Other clinical trials for MB are continuing to be investigated. Because MB has been used in dental procedures some researchers have pondered whether MB mouthwashes may reduce viral load within the throat similar to other mouthwash treatment options (Arakeri, G. & Rao Us V.).
So where does MB stand in regards to COVID? I would argue that MB may suffer from the same issues that both Hydroxychloroquine and Ivermectin are, albeit to a less extent. The evidence is not so clear cut with respect to COVID, but just like other repurposed drugs MB has had prior history as a possibly viable antiviral. As clinical trials are ongoing they may become obfuscated by claims that either dismiss MB or are adamant about its effectiveness. MB also falls within the same realm as a relatively cheap, widely available compound that lends itself both appeal and caution by doctors and users alike. It’s a difficult position to be in where people must battle between the idea of trying something that may not work or do nothing and hope for the best.
Therefore, this is one area where I will abstain from providing my opinion because the evidence isn’t there right now to support or refute its use. The evidence so far suggests it may be a viable candidate but there isn’t much else to work off of with, and the evidence so far is rather small as well. Once again, I would encourage people to do their own research and seek out physicians that they can have open dialogue with.
Is Methylene Blue Right For You?
For something as simple as a molecule designed to dye cotton, Methylene Blue has been implicated for a wide variety of therapeutic benefits. From aging, neurocognition, and antimicrobial properties the research into Methylene Blue is continuously ongoing.
However, as a daily supplement to use chronically the evidence is not there to support such usage. The clinical studies are ongoing and have not validated any of the health claims made by many of these Tik Tok influencers, at least to the extent that I would be comfortable with. In an attempt to push fads to gain notoriety many of these influencers may be entering into a world in which they are not knowledgeable enough to provide accurate, nuanced information to their audience. Pushing such absolutism or misinterpreting studies does not help add to the discourse.

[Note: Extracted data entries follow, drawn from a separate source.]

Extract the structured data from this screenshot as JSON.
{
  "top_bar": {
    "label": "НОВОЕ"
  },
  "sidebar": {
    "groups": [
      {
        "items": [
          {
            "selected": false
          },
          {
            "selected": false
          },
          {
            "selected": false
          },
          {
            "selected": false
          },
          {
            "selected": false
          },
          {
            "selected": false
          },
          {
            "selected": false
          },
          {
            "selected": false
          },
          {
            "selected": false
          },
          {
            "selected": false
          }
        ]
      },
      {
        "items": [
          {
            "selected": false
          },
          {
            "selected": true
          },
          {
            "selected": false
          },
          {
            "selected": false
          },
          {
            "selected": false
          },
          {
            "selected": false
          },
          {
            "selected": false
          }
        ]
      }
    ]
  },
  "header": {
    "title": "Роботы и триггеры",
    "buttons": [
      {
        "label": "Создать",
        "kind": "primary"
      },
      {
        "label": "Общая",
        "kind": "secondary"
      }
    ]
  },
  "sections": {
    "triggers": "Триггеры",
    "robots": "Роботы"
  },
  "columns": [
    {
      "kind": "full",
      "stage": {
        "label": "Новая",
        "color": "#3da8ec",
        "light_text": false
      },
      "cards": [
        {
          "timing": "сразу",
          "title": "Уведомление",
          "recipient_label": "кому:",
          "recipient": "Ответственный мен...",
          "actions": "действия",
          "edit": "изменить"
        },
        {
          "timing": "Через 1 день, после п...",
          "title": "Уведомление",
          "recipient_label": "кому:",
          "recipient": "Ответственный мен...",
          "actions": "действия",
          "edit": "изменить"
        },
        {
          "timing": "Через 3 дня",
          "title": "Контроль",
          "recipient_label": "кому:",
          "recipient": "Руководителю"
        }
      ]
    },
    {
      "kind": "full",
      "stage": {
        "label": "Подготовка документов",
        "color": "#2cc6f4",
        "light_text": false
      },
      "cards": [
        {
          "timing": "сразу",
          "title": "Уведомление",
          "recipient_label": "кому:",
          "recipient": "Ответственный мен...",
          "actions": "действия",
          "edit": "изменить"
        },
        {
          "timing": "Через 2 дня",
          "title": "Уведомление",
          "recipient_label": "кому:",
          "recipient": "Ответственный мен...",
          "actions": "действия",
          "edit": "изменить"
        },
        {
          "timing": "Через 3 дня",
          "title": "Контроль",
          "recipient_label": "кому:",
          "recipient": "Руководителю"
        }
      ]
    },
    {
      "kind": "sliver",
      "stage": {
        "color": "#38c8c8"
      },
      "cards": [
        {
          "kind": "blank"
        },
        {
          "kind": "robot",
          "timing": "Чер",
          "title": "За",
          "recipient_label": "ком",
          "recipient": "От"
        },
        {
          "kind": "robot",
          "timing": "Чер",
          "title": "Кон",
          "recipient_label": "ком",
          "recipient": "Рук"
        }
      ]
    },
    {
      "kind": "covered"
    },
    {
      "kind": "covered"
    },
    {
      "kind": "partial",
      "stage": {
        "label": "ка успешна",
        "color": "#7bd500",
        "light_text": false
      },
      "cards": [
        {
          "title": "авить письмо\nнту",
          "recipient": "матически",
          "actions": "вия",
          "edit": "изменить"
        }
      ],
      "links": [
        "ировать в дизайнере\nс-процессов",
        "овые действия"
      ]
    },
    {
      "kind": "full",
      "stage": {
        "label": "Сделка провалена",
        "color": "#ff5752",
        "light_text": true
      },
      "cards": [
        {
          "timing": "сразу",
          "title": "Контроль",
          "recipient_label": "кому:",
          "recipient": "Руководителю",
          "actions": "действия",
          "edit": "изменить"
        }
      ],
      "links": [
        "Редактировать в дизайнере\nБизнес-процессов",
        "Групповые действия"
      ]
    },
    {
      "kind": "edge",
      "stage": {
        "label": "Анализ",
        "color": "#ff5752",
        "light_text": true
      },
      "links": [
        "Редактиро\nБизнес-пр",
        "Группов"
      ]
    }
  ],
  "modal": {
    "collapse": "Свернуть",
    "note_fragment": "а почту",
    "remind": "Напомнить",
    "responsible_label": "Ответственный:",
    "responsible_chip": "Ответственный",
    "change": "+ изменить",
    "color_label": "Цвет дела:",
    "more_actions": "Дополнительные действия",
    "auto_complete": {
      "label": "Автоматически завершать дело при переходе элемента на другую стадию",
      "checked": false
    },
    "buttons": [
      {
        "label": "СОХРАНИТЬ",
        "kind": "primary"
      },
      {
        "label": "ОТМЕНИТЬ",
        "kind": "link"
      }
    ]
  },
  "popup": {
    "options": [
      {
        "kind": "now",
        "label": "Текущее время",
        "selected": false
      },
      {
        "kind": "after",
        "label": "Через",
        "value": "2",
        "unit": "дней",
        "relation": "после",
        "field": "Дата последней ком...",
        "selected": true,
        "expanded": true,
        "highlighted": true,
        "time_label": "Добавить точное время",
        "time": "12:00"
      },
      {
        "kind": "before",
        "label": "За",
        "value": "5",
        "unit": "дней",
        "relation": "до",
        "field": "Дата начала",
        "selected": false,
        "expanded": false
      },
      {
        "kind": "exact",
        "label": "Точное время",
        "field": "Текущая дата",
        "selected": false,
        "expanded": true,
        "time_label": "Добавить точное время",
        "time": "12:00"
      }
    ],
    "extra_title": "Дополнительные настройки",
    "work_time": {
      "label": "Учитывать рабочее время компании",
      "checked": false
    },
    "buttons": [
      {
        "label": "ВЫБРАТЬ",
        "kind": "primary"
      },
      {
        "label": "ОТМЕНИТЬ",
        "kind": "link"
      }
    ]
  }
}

But the same can be said for many reactionaries, who themselves may use misleading headlines and phrases when reporting on these stories in order to garner attention and views. Unfortunately, many of these YouTubers and Twitter users may engage in the same notoriety-seeking behaviors as the influencers they criticize. There’s a lot of nuance to the discussion that is completely overshadowed by taking absolutist positions on the manner.
As it stands, the evidence is not so clear cut to really consider Methylene Blue for all of its purported benefits. But do remember that this is the opinion of one person. As always, do your own research and engage in dialogue with medical professionals you trust will act in good faith. But more importantly, always be weary of those who try to influence you with promises of a panacea or with appeals to authority.